Australia’s most comprehensive pet population survey has revealed the boom in pet ownership seen during the COVID-19 pandemic has levelled-out to a ‘new normal’ of strong pet ownership in Australia, with 69 per cent of households across metropolitan, regional and remote Australia now home to one or more pets.
Animal Medicines Australia’s latest Pets in Australia study found an estimated 28.7 million pets are now calling home around 6.9 million households across Australia. Many of these people are first-time pet owners, having brought their pet into their home during the pandemic.
Dogs and cats have led this sustained growth in pet ownership, with almost half of all households having at least one dog and a third of all households housing at least one cat. Meanwhile the numbers of other pets have remained largely steady since 20193.
For many pet owners, typical reasons for getting a pet include companionship, rescuing animals, relaxation and mental health.
“The research identified four distinct segments of pet owners,” AMA CEO Ben Stapley said.
“The largest cohort are driven by affordability and convenience, meaning they are less likely to spend money on non-essential items.
“Others—many of whom are retirees and empty-nesters—are looking for simplicity and reliability to maintain a happy and well cared animal companion.
“For 27 per cent of pet owners—who are typically middle to higher income families—‘care and quality’ is a key driver in their approach to pet care, with them being willing and able to spend money across all pet products and services, including preventative care.
“Interestingly the least experienced cohort—but arguably the ones more likely to have more pets—are driven to care and share experiences with their pets, even if it means stretching the budget.”

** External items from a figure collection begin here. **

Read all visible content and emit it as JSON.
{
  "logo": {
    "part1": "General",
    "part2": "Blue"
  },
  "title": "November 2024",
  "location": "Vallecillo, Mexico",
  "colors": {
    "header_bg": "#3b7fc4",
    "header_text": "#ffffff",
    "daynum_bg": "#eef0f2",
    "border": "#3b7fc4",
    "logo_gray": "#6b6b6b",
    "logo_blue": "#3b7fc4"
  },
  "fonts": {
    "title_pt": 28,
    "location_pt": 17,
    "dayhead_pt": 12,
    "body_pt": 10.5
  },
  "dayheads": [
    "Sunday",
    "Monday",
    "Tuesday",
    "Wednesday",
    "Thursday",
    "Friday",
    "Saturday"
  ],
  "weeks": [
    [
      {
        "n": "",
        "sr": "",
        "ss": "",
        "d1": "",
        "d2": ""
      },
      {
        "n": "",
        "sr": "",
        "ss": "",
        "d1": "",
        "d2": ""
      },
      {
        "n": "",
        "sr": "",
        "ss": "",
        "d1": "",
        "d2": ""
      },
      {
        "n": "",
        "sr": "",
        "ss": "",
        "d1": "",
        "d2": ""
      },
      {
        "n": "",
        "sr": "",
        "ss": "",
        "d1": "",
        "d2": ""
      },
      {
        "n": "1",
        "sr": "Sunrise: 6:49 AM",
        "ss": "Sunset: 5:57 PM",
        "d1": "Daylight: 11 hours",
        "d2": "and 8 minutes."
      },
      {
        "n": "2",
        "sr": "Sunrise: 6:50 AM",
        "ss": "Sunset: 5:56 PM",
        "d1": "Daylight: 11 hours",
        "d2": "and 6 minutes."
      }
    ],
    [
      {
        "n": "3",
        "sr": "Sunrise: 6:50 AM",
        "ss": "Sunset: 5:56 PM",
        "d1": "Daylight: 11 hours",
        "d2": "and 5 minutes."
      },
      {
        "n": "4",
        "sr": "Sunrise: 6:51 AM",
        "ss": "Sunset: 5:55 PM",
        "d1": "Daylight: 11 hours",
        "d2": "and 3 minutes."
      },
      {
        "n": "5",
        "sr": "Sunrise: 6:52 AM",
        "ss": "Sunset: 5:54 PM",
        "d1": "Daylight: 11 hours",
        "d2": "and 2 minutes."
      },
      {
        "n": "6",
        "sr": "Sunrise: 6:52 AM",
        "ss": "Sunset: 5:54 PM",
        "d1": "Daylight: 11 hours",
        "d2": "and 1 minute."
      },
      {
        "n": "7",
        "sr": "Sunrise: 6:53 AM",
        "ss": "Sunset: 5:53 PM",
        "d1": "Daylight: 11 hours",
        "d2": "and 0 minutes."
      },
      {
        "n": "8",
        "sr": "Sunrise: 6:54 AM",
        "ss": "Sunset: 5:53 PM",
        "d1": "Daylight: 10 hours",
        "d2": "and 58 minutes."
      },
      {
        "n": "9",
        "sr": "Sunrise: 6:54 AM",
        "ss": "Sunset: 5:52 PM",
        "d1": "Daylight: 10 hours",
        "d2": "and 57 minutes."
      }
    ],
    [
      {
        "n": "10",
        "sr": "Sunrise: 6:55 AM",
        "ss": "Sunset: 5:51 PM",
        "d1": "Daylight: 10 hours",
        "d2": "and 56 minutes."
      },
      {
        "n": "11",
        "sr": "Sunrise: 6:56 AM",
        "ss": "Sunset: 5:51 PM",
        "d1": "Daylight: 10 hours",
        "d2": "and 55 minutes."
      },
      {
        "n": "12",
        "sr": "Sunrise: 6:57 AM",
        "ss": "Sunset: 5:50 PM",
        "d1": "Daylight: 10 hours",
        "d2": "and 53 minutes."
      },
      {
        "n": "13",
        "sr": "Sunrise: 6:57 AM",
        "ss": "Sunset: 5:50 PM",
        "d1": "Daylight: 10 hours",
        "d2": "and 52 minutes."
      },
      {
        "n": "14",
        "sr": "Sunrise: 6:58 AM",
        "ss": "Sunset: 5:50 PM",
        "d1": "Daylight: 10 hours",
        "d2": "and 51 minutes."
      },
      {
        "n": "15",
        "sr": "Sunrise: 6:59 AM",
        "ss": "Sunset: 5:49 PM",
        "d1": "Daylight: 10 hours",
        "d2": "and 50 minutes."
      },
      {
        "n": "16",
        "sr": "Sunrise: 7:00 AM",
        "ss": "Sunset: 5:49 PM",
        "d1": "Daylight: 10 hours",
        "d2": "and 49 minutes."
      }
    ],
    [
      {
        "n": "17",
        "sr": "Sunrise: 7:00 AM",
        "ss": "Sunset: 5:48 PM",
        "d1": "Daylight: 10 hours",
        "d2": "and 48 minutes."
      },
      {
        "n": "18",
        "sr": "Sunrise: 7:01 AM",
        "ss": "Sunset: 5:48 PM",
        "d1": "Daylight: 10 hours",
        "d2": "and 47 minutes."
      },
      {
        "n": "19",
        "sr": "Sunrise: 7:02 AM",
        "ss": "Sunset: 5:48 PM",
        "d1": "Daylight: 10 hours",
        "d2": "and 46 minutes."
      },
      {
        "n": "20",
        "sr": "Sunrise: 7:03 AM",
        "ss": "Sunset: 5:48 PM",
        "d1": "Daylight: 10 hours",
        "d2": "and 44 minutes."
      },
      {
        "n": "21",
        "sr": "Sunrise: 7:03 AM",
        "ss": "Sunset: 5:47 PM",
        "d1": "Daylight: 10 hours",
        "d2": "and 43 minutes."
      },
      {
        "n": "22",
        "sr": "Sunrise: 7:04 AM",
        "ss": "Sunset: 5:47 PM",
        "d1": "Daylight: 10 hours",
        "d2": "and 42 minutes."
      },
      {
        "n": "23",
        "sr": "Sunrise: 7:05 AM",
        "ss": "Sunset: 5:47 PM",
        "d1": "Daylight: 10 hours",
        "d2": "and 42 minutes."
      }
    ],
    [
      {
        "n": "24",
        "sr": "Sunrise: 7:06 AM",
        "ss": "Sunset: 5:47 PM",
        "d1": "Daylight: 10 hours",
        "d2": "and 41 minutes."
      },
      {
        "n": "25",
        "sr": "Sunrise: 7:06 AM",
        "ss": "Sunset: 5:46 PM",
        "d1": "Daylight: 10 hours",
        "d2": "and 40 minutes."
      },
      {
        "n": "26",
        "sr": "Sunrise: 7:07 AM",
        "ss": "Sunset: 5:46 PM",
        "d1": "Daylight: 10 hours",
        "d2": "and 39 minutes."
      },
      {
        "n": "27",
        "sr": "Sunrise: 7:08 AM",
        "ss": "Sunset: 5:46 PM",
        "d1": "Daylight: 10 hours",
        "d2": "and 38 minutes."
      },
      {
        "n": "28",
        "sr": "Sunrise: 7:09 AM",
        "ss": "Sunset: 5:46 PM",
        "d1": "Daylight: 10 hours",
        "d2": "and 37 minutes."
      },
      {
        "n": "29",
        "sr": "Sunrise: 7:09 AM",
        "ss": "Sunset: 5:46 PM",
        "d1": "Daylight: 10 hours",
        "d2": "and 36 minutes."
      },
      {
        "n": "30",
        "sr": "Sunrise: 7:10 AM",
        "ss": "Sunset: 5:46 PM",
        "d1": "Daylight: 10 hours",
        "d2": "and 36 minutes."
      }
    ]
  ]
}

Despite the growth in ownership, housing constraints and costs are key barriers holding back would-be owners and current owners hoping to grow their ‘pack’.
Current non-owners, particularly renters and apartment dwellers, are especially likely to point to unsuitable homes or issues with landlords, body corporates and strata laws as a reason not to bring a pet into their lives.
While a family member or friend remains the most popular choice for rehoming a pet if they can no longer care for it, more people are now likely to take their pet to a shelter.
“To ensure that as many Australians as possible can access the myriad benefits associated with pet ownership, we seek a policy environment that facilitates responsible pet ownership practices,” Stapley said.
“This could be achieved by improving strata laws, providing support for vulnerable pet owners, or through greater national consistency in companion animal policy settings.
“We need to encourage informed and thoughtful decision-making by governments, policymakers and others when considering issues that impact Australia’s estimated 28.7 million pets in 6.9 million households.”